Arauto de sua liberdade
“Pai, se eu ler essa Bíblia todinha, poderei comer um pedacinho de pão”? Sem questionar a do filho ou a própria fé em Deus, ele não hesitou em responder que sim. Era-lhe tormentoso assistir ao filho desejoso de regalar-se com o mais primário dos alimentos, aquele que foi multiplicado pelo Rei dos Reis a fim de saciar a fome de uma multidão. A criança, portadora de doença celíaca, uma patologia autoimune que inibe a absorção de nutrientes pelo intestino delgado, já tivera algumas internações hospitalares após ingerir glúten.
Certa madrugada, sob o teto exuberantemente estrelado da Praia de Francês, mediante o testemunho da lua em seu estado de plenitude, entabulara, sóbria e contritamente, uma conversa, de Pai para pai, com Deus; rogara-lhe que se apiedasse do sofrimento do filho que Ele lhe confiara. A criança, por seu turno, cumpriu a promessa de ler o Livro Sagrado, a versão infantil de que dispunha, de capa a contrapa. Pai e filho consanguíneos foram atendidos pelo Mestre Supremo. O pão passou a ser consumido, como alimento do corpo e do espírito, enquanto que os sintomas da doença jamais voltaram a manifestar-se.
A religiosidade sempre esteve ínsita em toda a família, como crença e conduta de vida. Contudo, à medida que o menino crescia, sua religiosidade revelava-se como vocação inelutável e a opção pelo sacerdócio se fazia iminente. Frequentava a missa com os pais e irmãos, tornou-se coroinha em sua paróquia, lia a Bíblia com devoção. Seu destino estava traçado.
“Pai, vou ingressar num seminário, em São Paulo.
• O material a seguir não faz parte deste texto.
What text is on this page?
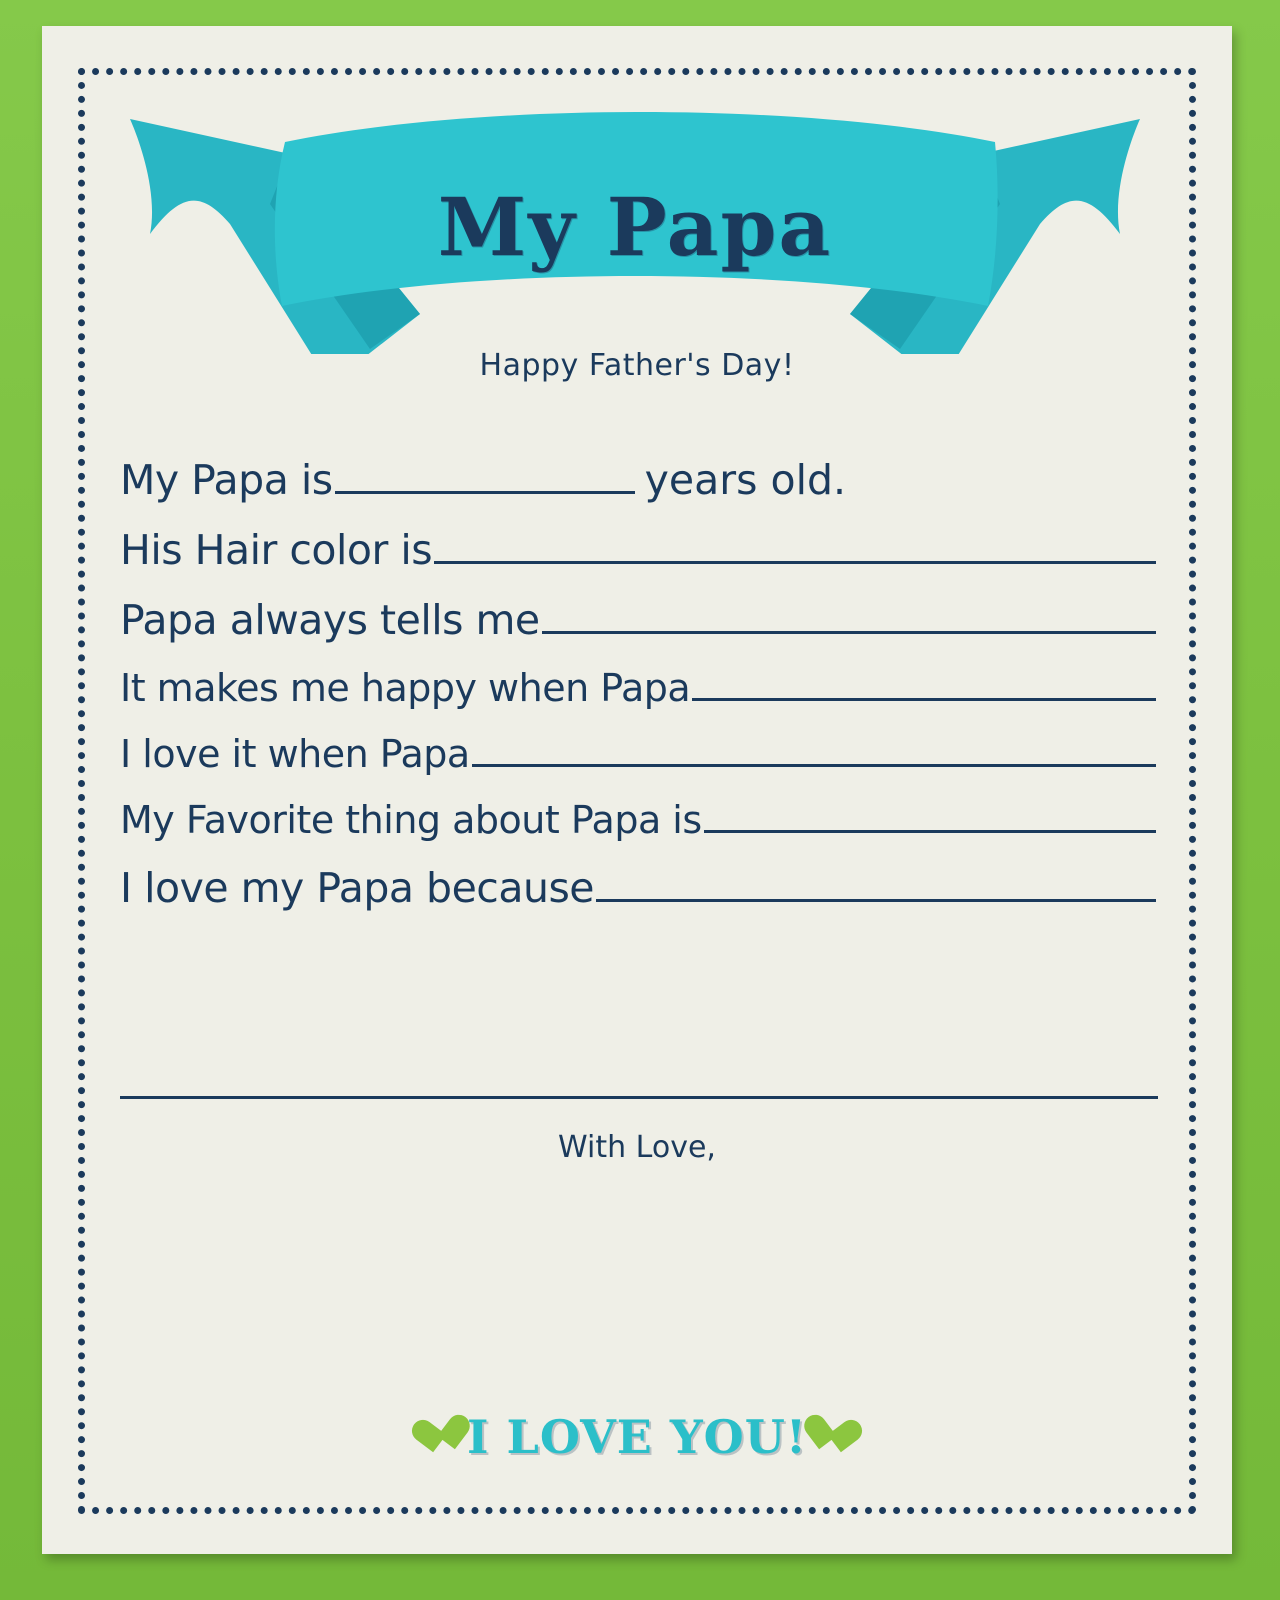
My Papa
Happy Father's Day!
My Papa is	years old.
His Hair color is
Papa always tells me
It makes me happy when Papa
I love it when Papa
My Favorite thing about Papa is
I love my Papa because
With Love,
I LOVE YOU!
Vou seguir a minha vocação para a carreira eclesiástica”. Sem se despir da condição de orientador, ponderou: “Meu filho, você tem noção do que isso representa, de tudo aquilo de que terá de abdicar”? Como o olhar fixo e resoluto do filho não denotava dúvida, percebera a impostergável necessidade de colocar-lhe a par da realidade da vida: “saiba você, então, que sua escolha implicará em celibato, renúncia aos prazeres próprios da juventude, à vaidade, aos bens materiais... Se você não sabe, meu filho, muitos padres não suportam, ou enganaram-se quanto à própria vocação, e buscam materializar suas pulsões sexuais de algum modo... Blababá, blababá, blababá... “Pai, caso me negue esse direito, estará furtando a minha felicidade”!
A interveniência da mãe, aflita com a escolha do filho, inclusive, por não conceber ser privada de tê-lo em sua convivência, foi no sentido de que o esposo deveria impor-se como pai e obstaculizar aquele ímpeto de seu garoto – ele não lhe daria netos. “Não, meu amor, não posso cercear a liberdade de ninguém, inclusive, de um filho que tanto amo”. Providenciou, por fim, todo o necessário à sua partida. Contenta-se em vê-lo no período de férias, quando retorna ao lar da família, impecavelmente, dentro das tradicionais vestes da instituição religiosa. Contenta-se em vê-lo feliz e convicto de sua vocação sacerdotal.